Robert Kubica poparł eSafety Challenge

Czołowi polscy rajdowcy i motocykliści zaprezentowali zalety elektronicznych systemów poprawiających bezpieczeństwo współczesnych pojazdów. Pokazy takie pod nazwą eSafety Challenge odbyły się w sobotę, zorganizowane przez Polski Związek Motorowy, w centrum Warszawy

Andrzej Prochota
Andrzej Prochota

Mieszkańcy Warszawy zgromadzeni na placu Bankowym mieli okazję na własne oczy przekonać się jak pomocne są elektroniczne "gadżety" w samochodzie czy motocyklu. Jeden z nich, system elektronicznej kontroli stabilności (ESC) już od listopada będzie obowiązkowo montowany we wszystkich nowych samochodach sprzedawanych w krajach Unii Europejskiej.

Gdy kierowca traci kontrolę nad pojazdem podczas gwałtownego manewru omijania przeszkody, ESC wyrównuje tor jazdy, regulując elektronicznie siłę hamowania każdego z kół oddzielnie.
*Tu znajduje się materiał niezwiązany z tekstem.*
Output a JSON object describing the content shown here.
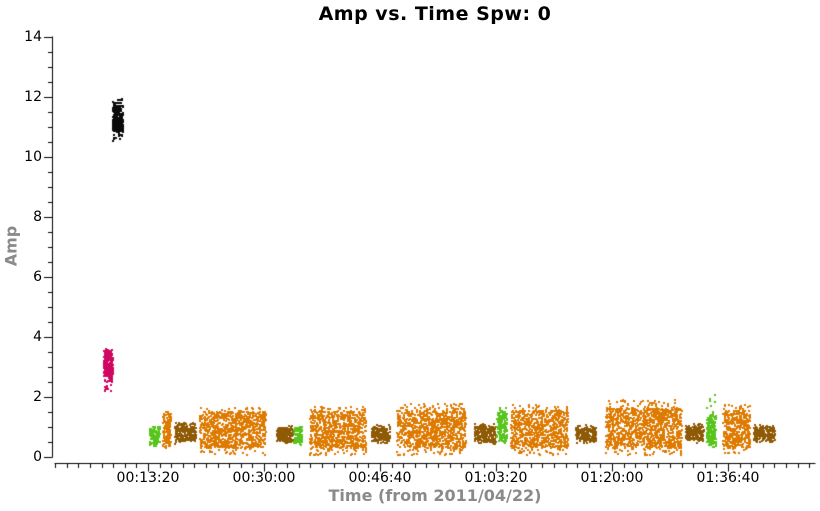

List popierający działania na rzecz poprawy bezpieczeństwa nadesłał do Polskiego Związku Motorowego Robert Kubica.

"W pełni popieram znakomite kampanie informacyjne na temat bezpieczeństwa ruchu drogowego organizowane w ramach projektu eSafety Challange wspieranego przez Komisję Europejską, stowarzyszenie eSafetyAware, Federację FIA i Fundację FIA. Technologie eSafety, takie jak elektroniczna kontrola stabilności (ESC) mogą przyczynić się zarówno do ograniczenia ryzyka wypadków jak i ewentualnych ich skutków. Ja sam kupując samochód nie wybrałbym pojazdu bez tych systemów."